Teach tried to think of a comforting word for the man. It seemed right even though he had, by his lights anyway, already saved him from a cut throat. The black boy gave a long, low moan. Teach tightened his grip and glanced up at McLuster. It occurred to him that he needed the man. McLuster was his witness.

A customer came in, an old guy in white Keds, khaki Bermuda shorts, and a Tampa Bay Bucs T-shirt. Bald head, hairless limbs, and tortoiseshell sunglasses with a white plastic nose cap. He took two steps into the bar, saw Teach and the black boy on the floor, pushed his sunglasses to his face, and tiptoed out.

Teach watched the door, hoping that McLuster would not leave. And what would you do? Would you wait around like he is doing? Be a stand-up guy for the man on the floor with the bad kid, the guy who saved your ass? Or would you haul ass out of here, write this off as absurdity and rotten luck? Let the guy on the floor deal with the cops. Hell, it was an easy enough story to tell.

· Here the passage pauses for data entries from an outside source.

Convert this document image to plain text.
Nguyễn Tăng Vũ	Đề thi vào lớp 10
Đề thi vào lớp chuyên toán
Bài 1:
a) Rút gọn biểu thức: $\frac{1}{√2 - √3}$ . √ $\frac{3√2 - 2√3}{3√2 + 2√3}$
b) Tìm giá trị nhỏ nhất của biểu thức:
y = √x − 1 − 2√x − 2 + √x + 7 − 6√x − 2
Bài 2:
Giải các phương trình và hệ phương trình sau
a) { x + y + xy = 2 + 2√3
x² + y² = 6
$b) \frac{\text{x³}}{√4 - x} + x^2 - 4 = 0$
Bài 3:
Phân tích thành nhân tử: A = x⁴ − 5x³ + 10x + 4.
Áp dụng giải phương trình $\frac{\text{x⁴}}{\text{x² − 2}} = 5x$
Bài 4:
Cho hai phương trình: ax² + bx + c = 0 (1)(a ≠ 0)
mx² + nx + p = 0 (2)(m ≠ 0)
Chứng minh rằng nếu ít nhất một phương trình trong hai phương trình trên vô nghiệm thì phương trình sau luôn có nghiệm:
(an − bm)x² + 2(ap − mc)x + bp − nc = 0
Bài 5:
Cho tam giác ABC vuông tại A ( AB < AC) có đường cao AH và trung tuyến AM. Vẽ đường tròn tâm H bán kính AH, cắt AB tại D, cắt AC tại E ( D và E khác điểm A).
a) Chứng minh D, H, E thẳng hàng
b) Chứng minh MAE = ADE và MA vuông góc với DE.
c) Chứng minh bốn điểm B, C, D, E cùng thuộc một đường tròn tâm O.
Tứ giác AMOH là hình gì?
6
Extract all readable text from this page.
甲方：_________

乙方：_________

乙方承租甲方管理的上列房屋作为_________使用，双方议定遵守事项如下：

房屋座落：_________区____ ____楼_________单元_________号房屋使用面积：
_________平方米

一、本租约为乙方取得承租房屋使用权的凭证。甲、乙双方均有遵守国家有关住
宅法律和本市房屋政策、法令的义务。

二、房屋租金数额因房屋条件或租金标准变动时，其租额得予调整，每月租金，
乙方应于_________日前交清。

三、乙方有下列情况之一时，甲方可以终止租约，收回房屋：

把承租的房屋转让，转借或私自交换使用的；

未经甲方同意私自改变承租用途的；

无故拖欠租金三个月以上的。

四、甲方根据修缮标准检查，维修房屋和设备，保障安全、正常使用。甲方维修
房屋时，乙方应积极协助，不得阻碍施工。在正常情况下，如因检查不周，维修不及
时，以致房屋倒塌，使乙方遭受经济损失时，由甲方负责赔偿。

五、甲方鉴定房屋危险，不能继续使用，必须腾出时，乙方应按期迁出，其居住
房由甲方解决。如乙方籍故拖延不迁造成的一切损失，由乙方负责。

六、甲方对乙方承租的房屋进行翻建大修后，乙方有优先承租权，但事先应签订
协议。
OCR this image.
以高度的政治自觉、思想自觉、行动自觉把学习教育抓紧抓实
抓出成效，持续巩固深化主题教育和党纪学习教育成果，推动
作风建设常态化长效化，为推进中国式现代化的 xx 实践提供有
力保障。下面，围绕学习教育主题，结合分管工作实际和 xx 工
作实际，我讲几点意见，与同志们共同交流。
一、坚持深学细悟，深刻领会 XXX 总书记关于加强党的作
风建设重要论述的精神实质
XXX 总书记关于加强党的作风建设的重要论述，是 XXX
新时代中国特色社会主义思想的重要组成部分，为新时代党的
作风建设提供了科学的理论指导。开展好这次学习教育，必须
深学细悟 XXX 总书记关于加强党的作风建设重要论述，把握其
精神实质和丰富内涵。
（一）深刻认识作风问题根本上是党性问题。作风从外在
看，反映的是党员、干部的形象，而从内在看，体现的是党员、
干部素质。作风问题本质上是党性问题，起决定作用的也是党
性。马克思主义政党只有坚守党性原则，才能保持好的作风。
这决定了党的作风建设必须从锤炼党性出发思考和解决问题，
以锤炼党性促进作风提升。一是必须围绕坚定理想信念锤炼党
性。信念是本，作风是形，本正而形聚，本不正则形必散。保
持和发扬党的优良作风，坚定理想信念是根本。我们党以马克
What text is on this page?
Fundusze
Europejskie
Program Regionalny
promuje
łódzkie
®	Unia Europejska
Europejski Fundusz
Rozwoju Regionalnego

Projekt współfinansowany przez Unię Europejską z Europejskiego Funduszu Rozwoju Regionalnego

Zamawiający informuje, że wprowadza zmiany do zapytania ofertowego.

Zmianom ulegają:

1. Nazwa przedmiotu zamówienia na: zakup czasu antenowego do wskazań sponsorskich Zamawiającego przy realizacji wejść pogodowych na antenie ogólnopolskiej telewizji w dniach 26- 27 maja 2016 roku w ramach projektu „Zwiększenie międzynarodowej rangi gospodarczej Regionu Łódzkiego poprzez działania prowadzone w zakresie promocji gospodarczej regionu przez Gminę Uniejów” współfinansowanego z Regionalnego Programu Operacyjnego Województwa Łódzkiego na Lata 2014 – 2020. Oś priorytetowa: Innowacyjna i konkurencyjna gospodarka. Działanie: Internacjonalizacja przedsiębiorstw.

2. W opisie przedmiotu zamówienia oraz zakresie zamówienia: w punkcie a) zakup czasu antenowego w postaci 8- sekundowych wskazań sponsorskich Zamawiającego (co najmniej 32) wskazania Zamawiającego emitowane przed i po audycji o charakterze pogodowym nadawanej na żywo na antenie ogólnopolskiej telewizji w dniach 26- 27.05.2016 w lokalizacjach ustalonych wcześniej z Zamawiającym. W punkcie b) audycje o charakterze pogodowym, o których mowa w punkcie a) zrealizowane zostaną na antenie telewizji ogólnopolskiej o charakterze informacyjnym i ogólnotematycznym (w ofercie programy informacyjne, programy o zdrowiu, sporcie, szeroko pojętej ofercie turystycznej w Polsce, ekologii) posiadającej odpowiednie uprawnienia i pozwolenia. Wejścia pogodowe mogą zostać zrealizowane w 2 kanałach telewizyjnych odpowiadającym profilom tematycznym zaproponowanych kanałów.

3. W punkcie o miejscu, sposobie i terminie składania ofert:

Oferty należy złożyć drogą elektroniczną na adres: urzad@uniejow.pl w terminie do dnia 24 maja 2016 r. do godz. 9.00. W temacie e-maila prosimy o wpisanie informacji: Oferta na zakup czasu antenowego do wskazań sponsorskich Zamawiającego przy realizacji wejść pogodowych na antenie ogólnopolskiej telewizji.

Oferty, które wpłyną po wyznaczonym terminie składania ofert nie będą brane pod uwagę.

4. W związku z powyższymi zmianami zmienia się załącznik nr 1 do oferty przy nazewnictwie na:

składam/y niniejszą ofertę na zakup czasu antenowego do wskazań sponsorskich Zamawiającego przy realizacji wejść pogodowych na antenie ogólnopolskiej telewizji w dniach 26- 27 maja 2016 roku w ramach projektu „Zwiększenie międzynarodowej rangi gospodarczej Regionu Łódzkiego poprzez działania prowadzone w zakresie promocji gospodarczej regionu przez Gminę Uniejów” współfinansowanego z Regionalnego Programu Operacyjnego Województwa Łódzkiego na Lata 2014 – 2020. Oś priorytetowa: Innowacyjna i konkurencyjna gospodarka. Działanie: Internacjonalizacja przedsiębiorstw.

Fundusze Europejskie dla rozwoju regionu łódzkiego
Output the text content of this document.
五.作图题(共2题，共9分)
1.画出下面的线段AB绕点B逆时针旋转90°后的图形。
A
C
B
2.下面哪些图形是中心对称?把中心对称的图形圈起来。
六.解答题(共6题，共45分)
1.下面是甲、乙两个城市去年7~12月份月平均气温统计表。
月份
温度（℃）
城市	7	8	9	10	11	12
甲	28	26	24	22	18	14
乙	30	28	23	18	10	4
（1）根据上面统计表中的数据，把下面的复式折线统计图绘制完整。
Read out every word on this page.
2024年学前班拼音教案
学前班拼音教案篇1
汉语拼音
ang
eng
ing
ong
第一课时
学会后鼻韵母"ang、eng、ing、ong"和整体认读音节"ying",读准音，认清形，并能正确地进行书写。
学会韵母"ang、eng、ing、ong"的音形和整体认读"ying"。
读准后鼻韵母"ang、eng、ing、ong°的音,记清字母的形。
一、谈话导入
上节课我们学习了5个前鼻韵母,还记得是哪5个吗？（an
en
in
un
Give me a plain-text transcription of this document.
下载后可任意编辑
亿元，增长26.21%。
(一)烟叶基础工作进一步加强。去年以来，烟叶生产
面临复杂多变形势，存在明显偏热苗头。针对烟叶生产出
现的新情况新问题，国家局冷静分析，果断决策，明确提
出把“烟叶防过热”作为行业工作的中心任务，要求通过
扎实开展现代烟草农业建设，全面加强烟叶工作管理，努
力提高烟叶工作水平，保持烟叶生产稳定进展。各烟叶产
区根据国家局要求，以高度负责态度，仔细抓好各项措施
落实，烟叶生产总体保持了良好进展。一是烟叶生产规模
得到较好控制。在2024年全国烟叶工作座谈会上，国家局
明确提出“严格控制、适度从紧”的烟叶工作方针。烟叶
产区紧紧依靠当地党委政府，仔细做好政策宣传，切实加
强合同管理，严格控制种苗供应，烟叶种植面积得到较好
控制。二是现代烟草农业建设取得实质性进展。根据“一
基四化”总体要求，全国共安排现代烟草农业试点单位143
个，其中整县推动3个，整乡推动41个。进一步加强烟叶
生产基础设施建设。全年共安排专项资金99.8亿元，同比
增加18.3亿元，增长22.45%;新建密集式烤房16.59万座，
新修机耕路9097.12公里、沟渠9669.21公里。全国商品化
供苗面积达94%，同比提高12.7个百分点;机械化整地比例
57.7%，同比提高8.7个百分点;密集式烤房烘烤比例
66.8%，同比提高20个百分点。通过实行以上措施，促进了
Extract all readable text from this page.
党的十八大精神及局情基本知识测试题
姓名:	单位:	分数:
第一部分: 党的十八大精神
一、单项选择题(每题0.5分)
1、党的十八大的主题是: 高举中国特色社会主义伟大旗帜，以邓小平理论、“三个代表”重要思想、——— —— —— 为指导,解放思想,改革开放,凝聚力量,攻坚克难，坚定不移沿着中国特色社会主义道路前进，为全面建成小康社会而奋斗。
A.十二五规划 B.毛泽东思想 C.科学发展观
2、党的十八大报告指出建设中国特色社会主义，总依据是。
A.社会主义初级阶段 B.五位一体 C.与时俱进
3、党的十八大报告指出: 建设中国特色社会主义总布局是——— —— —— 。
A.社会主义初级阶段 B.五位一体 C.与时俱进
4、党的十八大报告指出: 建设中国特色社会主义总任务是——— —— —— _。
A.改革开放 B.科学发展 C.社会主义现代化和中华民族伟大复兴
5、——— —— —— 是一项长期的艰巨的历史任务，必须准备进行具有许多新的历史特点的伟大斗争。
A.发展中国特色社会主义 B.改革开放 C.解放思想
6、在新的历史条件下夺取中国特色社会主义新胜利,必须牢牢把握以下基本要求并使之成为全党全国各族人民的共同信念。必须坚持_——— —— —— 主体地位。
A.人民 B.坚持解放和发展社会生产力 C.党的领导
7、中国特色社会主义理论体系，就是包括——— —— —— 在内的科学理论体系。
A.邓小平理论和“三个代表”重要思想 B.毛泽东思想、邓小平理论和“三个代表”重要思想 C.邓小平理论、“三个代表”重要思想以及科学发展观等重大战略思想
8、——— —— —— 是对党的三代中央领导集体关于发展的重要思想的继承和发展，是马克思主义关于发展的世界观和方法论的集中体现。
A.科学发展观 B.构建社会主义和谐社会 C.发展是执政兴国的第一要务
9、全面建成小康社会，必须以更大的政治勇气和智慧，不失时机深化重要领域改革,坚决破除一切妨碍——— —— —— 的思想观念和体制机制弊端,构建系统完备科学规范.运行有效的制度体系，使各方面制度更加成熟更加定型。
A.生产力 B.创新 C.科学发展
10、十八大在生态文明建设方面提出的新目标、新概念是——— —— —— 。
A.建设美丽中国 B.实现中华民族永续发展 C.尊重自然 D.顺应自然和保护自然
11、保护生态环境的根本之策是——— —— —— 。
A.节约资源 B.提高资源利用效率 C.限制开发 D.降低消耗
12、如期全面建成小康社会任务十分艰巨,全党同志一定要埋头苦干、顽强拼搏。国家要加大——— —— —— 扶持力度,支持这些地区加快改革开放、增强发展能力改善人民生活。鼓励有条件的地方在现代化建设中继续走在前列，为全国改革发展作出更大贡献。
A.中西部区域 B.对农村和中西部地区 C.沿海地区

A straightforward tale of armed robbery thwarted by the decisive action of a man who knew what to do and had the wherewithal to do it.

The door opened again and two men in sport coats and ties came in. The first was black, about six feet tall, stocky, maybe in his early forties, carrying some ribs and corn bread around his middle but carrying them well. The man behind him was white, short, and rail-thin. They stood taking in the situation. Teach on the floor holding the boy, McLuster pressing the ball of towels to his crotch, the bartender on the phone giving Malone a play-by-play.

The black cop walked over and put his hand on Teach’s shoulder. There was a world of authority in the hard way the man touched him. Teach remembered this touch. He got up, stepped back, and took a deep breath because it was all over now but the talking. He took another breath and felt in his gut the dizzy ebbing of the tide of adrenaline that had started when the boy had stepped through the men’s room door and said . . . What was it? Teach couldn’t remember now.